From Club Cafe, I walked a block down the street to Rise. What an escape that place is! The moment I walked in the door, all worries vanished and the world became a happy place. At Rise, I’m Sonia. The computer knows me as Sonia. Everyone there knows me as Sonia. Straight to the restroom, I changed into dance clothes, then went to the coat check to check my coat, the Dorothy costume, and Toto too. The coat check guy, Sean, smiled and said, “Sonia! I heard you weren’t going to be here tonight.” I said simply that work plans changed, but inside I was tickled pink at the thought that I was in his mind. How does he know me? I know him because there’s just one of him, but he sees hundreds of people at his window. Anyway, it made me smile. I found Deedee right away then. We were happy to see each other.

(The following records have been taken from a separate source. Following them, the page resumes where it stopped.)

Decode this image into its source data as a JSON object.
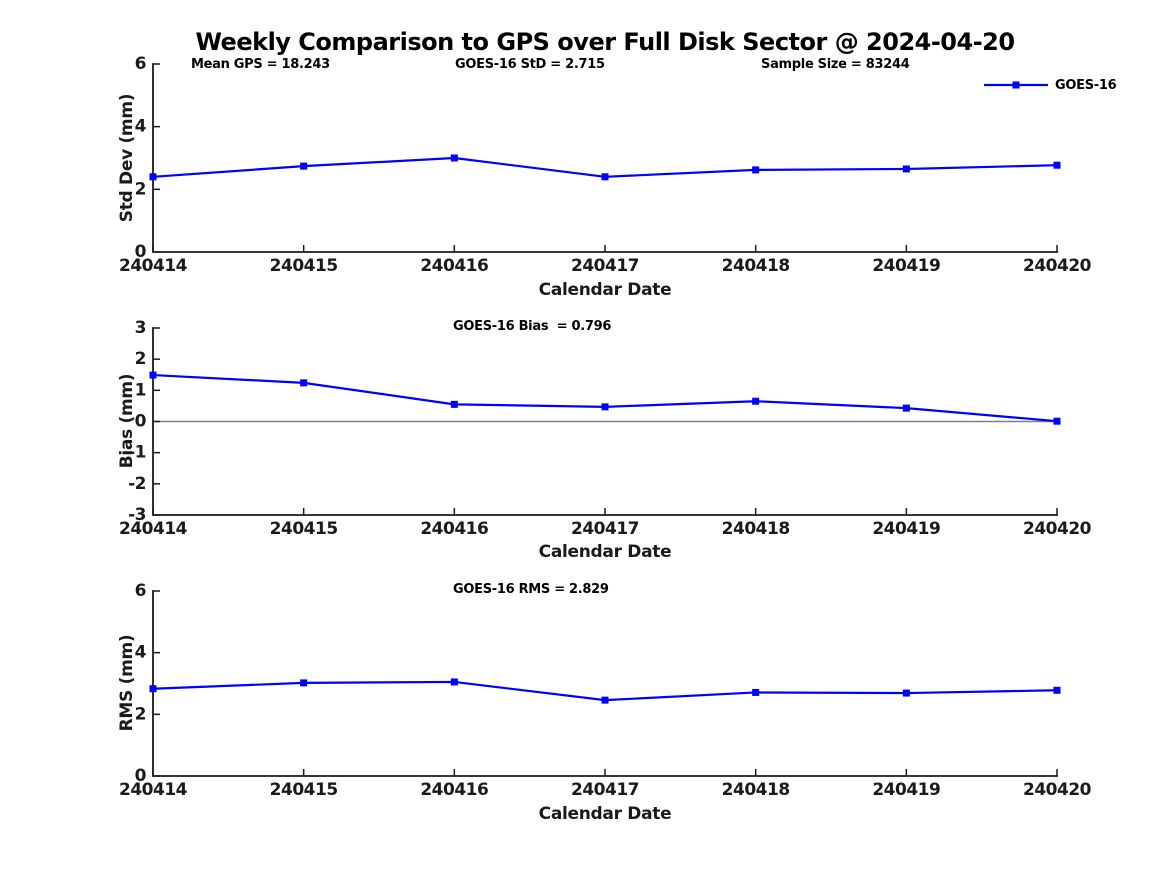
{
  "title": "Weekly Comparison to GPS over Full Disk Sector @ 2024-04-20",
  "legend": {
    "label": "GOES-16"
  },
  "colors": {
    "line": "#0000FF",
    "axis": "#1A1A1A",
    "text": "#000000",
    "zero_line": "#808080",
    "background": "#FFFFFF"
  },
  "chart_data": [
    {
      "type": "line",
      "name": "std-dev-subplot",
      "annotations": [
        {
          "text": "Mean GPS = 18.243"
        },
        {
          "text": "GOES-16 StD = 2.715"
        },
        {
          "text": "Sample Size = 83244"
        }
      ],
      "categories": [
        "240414",
        "240415",
        "240416",
        "240417",
        "240418",
        "240419",
        "240420"
      ],
      "series": [
        {
          "name": "GOES-16",
          "color": "#0000FF",
          "marker": "square",
          "values": [
            2.4,
            2.74,
            3.0,
            2.4,
            2.62,
            2.65,
            2.77
          ]
        }
      ],
      "xlabel": "Calendar Date",
      "ylabel": "Std Dev (mm)",
      "ylim": [
        0,
        6
      ],
      "yticks": [
        0,
        2,
        4,
        6
      ],
      "ytick_labels": [
        "0",
        "2",
        "4",
        "6"
      ],
      "zero_line": false,
      "grid": false,
      "legend_position": "top-right"
    },
    {
      "type": "line",
      "name": "bias-subplot",
      "annotations": [
        {
          "text": "GOES-16 Bias  = 0.796"
        }
      ],
      "categories": [
        "240414",
        "240415",
        "240416",
        "240417",
        "240418",
        "240419",
        "240420"
      ],
      "series": [
        {
          "name": "GOES-16",
          "color": "#0000FF",
          "marker": "square",
          "values": [
            1.49,
            1.24,
            0.55,
            0.47,
            0.65,
            0.43,
            0.01
          ]
        }
      ],
      "xlabel": "Calendar Date",
      "ylabel": "Bias (mm)",
      "ylim": [
        -3,
        3
      ],
      "yticks": [
        -3,
        -2,
        -1,
        0,
        1,
        2,
        3
      ],
      "ytick_labels": [
        "-3",
        "-2",
        "-1",
        "0",
        "1",
        "2",
        "3"
      ],
      "zero_line": true,
      "grid": false
    },
    {
      "type": "line",
      "name": "rms-subplot",
      "annotations": [
        {
          "text": "GOES-16 RMS = 2.829"
        }
      ],
      "categories": [
        "240414",
        "240415",
        "240416",
        "240417",
        "240418",
        "240419",
        "240420"
      ],
      "series": [
        {
          "name": "GOES-16",
          "color": "#0000FF",
          "marker": "square",
          "values": [
            2.83,
            3.02,
            3.05,
            2.46,
            2.71,
            2.69,
            2.78
          ]
        }
      ],
      "xlabel": "Calendar Date",
      "ylabel": "RMS (mm)",
      "ylim": [
        0,
        6
      ],
      "yticks": [
        0,
        2,
        4,
        6
      ],
      "ytick_labels": [
        "0",
        "2",
        "4",
        "6"
      ],
      "zero_line": false,
      "grid": false
    }
  ]
}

We danced together on and off over the night. When I wasn’t with her I was just off by myself, lost in the music, the beat, the lights, the crowd. So much fun. It was great to be all rested and wide awake. It was great to start to feel a little more comfortable dancing. I know I still basically flail around like an epileptic, but I feel like my body is learning pretty quickly to move more fluidly and rhythmically. It seems like a good start. I like learning, even if I’m a beginner. Deedee was done at 5:30. She drove me home and I slept.